Drawn to math and science, he thought he would become an engineer. But in college he switched to pre-med, where he could channel his passion for science and problem-solving toward healing people.
Dr. Hoogstra found himself drawn to pediatrics in medical school. He had always enjoyed working with kids as a youth group leader and coach.
“I think children oftentimes have an enthusiasm for life and a wonder about the way they approach the world that I find so refreshing,” he said.
Eventually, he discovered a fascination with hematology and oncology.
“The opportunity to fight for and care for children with cancer really seemed to suit me,” he said.
“I look at how far we have come in our ability to treat and cure childhood cancer, and I think about what the next 30 years can bring.

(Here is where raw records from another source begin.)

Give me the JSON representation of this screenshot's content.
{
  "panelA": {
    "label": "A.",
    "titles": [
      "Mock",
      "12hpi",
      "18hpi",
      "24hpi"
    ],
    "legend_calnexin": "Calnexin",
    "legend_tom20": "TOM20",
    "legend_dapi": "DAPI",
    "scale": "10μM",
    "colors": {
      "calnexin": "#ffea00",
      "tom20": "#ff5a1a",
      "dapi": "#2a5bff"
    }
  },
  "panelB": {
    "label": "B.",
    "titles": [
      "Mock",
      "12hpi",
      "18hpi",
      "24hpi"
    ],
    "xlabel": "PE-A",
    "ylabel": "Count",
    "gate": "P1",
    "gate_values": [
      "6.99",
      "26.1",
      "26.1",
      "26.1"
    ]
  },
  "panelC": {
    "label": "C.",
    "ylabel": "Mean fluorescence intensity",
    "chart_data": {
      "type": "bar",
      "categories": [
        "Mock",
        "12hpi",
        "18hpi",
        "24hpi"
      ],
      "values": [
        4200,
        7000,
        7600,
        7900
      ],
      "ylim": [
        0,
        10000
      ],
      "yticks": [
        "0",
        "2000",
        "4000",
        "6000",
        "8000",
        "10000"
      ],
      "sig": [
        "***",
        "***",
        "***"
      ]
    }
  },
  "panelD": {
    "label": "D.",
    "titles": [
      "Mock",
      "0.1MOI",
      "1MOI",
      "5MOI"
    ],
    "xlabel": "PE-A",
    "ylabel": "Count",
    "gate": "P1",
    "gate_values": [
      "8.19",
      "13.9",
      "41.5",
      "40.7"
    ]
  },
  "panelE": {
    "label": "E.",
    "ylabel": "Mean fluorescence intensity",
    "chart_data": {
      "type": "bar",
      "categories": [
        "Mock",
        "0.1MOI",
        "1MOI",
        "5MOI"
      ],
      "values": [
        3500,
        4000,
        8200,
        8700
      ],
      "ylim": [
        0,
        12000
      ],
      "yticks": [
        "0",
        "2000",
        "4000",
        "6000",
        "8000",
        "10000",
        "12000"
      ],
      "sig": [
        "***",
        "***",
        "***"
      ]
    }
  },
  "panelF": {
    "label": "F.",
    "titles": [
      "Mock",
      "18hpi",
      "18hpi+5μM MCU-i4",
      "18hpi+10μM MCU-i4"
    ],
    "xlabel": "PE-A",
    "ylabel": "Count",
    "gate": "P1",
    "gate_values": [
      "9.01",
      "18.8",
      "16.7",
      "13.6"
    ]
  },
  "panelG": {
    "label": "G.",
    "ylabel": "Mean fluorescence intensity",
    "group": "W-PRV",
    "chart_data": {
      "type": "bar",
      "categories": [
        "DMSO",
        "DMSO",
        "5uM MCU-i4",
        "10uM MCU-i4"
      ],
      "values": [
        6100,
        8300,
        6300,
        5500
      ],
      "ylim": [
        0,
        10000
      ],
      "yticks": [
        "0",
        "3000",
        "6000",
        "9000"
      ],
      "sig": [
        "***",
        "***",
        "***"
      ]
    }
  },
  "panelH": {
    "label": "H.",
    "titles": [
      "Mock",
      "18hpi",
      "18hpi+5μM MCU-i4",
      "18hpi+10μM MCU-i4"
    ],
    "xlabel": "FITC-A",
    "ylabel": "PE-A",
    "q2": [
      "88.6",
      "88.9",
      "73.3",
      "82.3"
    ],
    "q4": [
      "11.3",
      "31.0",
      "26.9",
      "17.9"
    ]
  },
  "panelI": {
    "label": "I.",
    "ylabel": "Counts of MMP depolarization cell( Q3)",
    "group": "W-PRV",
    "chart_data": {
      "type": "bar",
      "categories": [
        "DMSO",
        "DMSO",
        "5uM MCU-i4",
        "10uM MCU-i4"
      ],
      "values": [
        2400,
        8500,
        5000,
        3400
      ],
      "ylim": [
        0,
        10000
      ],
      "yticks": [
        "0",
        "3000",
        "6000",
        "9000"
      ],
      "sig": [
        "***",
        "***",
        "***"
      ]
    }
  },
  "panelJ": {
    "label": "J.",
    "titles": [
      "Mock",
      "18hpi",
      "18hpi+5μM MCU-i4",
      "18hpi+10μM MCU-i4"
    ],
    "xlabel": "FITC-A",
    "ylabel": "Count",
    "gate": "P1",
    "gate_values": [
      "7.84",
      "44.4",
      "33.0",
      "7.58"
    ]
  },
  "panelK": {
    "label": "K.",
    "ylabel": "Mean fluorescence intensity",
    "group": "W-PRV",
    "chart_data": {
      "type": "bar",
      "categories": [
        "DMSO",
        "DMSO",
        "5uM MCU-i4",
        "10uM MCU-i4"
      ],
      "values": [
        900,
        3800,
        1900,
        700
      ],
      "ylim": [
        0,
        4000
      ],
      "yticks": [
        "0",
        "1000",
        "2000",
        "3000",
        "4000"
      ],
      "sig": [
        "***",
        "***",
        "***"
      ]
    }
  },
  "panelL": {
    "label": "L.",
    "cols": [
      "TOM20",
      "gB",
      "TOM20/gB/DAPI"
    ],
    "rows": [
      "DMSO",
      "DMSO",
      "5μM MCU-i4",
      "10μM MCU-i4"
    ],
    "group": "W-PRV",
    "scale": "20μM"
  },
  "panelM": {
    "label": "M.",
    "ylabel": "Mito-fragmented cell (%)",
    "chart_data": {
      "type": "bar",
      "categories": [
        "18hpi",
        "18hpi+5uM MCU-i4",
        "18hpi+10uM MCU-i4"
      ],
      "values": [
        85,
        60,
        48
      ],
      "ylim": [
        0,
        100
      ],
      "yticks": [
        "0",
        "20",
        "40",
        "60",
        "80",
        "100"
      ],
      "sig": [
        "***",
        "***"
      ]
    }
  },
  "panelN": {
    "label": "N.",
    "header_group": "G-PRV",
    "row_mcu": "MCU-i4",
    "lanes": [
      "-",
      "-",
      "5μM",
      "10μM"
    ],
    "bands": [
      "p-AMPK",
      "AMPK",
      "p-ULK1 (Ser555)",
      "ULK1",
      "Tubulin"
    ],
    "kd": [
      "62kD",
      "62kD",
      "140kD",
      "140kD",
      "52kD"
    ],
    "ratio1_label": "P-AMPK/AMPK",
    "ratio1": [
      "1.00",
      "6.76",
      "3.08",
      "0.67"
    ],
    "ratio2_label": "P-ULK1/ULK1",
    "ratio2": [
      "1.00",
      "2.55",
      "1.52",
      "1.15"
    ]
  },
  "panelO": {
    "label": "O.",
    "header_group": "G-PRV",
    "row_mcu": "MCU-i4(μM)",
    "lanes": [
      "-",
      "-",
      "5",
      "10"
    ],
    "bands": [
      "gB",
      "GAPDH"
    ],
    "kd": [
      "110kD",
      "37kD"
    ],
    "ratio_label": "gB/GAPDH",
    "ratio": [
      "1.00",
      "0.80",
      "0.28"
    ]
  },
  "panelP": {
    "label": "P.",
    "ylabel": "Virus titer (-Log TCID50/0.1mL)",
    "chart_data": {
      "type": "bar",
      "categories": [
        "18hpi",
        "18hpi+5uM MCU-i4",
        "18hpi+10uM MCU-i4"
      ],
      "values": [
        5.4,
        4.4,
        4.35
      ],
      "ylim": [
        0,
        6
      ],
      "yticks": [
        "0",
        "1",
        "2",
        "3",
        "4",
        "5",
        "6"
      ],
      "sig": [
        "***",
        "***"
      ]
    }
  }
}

It gets me excited for this work.”
Now married and the father of two daughters, Dr. Hoogstra appreciates the example his dad set at home, as well as in the office.
“I have a growing appreciation for the way he was able to be devoted and committed to his patients but always be present and engaged as a father,” he said. “It showed me a path—a way that it could be a great life choice for me, too.”
He also draws on the example set by his mother, an attorney who switched careers to work in higher education and now leads the Council of Christian Colleges & Universities.
Dr. Jeffrey Hoogstra said he placed no expectations on either of his children to pursue medicine.
“I’ve been in the pediatric field long enough to know that it’s difficult for a parent to guess where his child is going to go (for a career),” he said.
But he believes pediatric oncology is a good fit for his son.
“He’s doing really good work,” he said. “He is very thoughtful in his approach and I think he’s very thorough in what he does.”
Lucyna Dieleman agrees, after watching Dr. David Hoogstra care for her son as he was treated for medulloblastoma.
As a fellow, Dr. Hoogstra worked with attending physician Beth Kurt, MD, in overseeing Peter’s care as the 12-year-old boy underwent a year of treatment.
Peter continues to see Dr. Kurt and Dr. Hoogstra for periodic checkups.
“I have complimented Dr. Jeffrey Hoogstra that you have raised a tremendous kid,” Lucyna said. “What a blessing. He is such a light.”
Both Dr. Jeffrey Hoogstra and Dr. Denny Lake began working in West Michigan well before the Helen DeVos Children’s Hospital opened.
Over the years, they have seen tremendous growth of pediatric subspecialties locally. It means most children with challenging medical conditions can receive care close to home.
“It has been a huge benefit to the pediatricians and the community,” Dr. Hoogstra said.
The benefits go both ways.
“It’s absolutely a partnership with our community pediatricians,” Dr. Fahner said. “We couldn’t do what we do without them.”
And having Dr. Hoogstra and Dr. Lake in the fellowship program is a great compliment to Helen DeVos Children’s Hospital, he said.
“These are extraordinarily bright and talented young men who could really have their pick of any program,” he said. “I think it’s a recognition of the growing strength of the Helen DeVos Children’s Hospital that we are able to retain the best and the brightest right here.”